Page 1 of 1

Duplicates in Hash File

Posted: Thu Jul 21, 2005 8:12 am
by I_Server_Whale
Hi All,
How does a hash file handle duplicate records. My understanding is that if a hash file has a key, then a record coming in with the same key overwrites the existing record.
If it doesn't have a key, then it keeps the incoming record even though it is a duplicate.
But does it make sense to store information in a hash file with records that don't have a key(or keys).

Thanks,
Naveen.

Posted: Thu Jul 21, 2005 8:16 am
by chulett
No such thing as duplicates in a hash file. No such thing as a hash file with no keys.

Posted: Thu Jul 21, 2005 9:24 am
by DaleK
It has been my experience that the second record (the duplicate) over writes the first record. So the last record with that key value is kept.

chulett - is this correct?


Dale

Posted: Thu Jul 21, 2005 9:27 am
by chulett
Yes, it's called Destructive Overwrite. Last one in wins.

Re: Duplicates in Hash File

Posted: Fri Jul 22, 2005 6:20 am
by talk2shaanc
naveendronavalli wrote:Hi All,
How does a hash file handle duplicate records. My understanding is that if a hash file has a key, then a record coming in with the same key overwrites the existing record.
If it doesn't have a key, then it keeps the incoming record even though it is a duplicate.
But does it make sense to store information in a hash file with records that don't have a key(or keys).

Thanks,
Naveen.


Your first assumtion is correct. If a record comes and that key is already present in the hash file, the old record gets overwritten.

But your second assumption is wrong.
Few details about Hash file, related to your assumptions :
1. Hash File is nothing but indexed base storage of data.
2. For creating an index you need to have key columns. So for creating hash file through DS, you will have to define at least one key column, otherwise your job will give compilation error.
3. For creating indexes, there are different hashing algorithm.

Posted: Fri Jul 22, 2005 4:55 pm
by ray.wurlod
You have missed the vital point. There is NO index on the key.

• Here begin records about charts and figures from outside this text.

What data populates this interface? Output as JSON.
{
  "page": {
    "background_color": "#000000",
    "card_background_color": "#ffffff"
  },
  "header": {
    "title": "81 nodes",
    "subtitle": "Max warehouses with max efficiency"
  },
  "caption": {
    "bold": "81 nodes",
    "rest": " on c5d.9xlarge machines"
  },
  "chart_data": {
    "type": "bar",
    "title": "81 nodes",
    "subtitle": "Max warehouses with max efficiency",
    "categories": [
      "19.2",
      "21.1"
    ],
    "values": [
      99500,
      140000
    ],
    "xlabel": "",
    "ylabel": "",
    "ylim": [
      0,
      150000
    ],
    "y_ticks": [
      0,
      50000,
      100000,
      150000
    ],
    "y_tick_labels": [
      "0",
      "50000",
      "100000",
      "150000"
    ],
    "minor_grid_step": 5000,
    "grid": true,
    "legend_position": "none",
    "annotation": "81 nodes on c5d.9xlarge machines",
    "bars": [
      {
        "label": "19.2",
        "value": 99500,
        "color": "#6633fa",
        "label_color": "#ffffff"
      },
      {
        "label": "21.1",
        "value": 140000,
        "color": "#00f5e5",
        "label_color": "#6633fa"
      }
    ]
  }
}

That's where the speed comes from; the key value is processed by a function (the "hashing algorithm") that returns the exact address of the page on which the record resides. Exactly one logical I/O is required to retrieve the record (unless the record is oversized or its group is overflowed).

Posted: Sun Jul 24, 2005 12:31 pm
by I_Server_Whale
Thanks a million for getting that absolutely straight. Yes! It is always the hashing algorithm. Thanks Ray.

Naveen.